EECS Seminar: Spatial Sigma-Delta Quantization

McDonnell Douglas Engineering Auditorium (MDEA)
Lee Swindlehurst, Ph.D.

Professor and Chair

Electrical Engineering and Computer Science

UCI

Abstract: Several symbiotic trends have emerged that can enable orders of magnitude increases in the throughput of wireless communications systems: small cells, high frequencies,and massive antenna arrays. Each of these trends is well suited for the others due to various factors related to RF signal propagation and adaptive spatial processing. However, the price to be paid for taking advantage of these technologies is ever increasing power consumption at the base station transceivers. In an effort to mitigate the high power requirement, low-resolution sampling has been extensively studied as a possible approach. Most attention has focused on the extreme case of one-bit analog-to-digital converters (ADCs), which produce large signal distortions, but using ADCs with 3-4 bits of resolution have been shown to be near optimal. We will show some results using a spatial analog of the one-bit Sigma-Delta sampling concept that performs well for scenarios typical in cellular systems, where the users are confined to an angular sector.
 
Bio: Lee Swindlehurst received a bachelor's degree (1985) and master's degree (1986) in electrical engineering from Brigham Young University (BYU), and a doctorate (1991) in electrical engineering from Stanford University. He was with the Department of Electrical and Computer Engineering at BYU from 1990-2007, and during 1996-97, he held a joint appointment as a visiting scholar at Uppsala University and the Royal Institute of Technology in Sweden. From 2006-07, he was on leave working as vice president of research for ArrayComm LLC in San Jose, California.
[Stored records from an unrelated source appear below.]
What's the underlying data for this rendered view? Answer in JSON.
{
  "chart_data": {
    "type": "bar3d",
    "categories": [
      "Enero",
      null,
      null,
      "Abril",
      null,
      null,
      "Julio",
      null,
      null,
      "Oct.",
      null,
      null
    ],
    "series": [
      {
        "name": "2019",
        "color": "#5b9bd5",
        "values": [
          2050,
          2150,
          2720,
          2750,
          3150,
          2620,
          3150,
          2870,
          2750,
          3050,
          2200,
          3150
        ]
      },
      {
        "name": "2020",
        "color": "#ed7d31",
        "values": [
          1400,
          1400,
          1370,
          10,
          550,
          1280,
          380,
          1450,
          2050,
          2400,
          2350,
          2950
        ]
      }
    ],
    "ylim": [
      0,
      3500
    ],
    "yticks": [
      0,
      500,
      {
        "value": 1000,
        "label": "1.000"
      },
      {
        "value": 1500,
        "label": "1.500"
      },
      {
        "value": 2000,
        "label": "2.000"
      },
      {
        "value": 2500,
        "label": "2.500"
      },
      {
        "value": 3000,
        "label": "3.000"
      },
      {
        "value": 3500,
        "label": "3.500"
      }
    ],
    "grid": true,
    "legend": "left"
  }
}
Since 2007, he has been a professor in the electrical engineering and computer science at UCI. During 2014-17, he was also a Hans Fischer Senior Fellow in the Institute for Advanced Studies at the Technical University of Munich. In 2016, he was elected as a foreign member of the Royal Swedish Academy of Engineering Sciences. His research focuses on array signal processing for radar, wireless communications and biomedical applications, and he has over 400 publications in these areas. Swindlehurst is a fellow of the IEEE and was the inaugural editor-in-chief of the IEEE Journal of Selected Topics in Signal Processing. He received the 2000 IEEE W. R. G. Baker Prize Paper Award, 2006 IEEE Communications Society Stephen O. Rice Prize in the Field of Communication Theory, 2006, 2010 and 2021 IEEE Signal Processing Society’s Best Paper Awards, 2017 IEEE Signal Processing Society Donald G. Fink Overview Paper Award, a best paper award at the 2020 IEEE International Conference on Communications, and the 2022 Claude Shannon-Harry Nyquist Technical Achievement Award from the IEEE Signal Processing Society.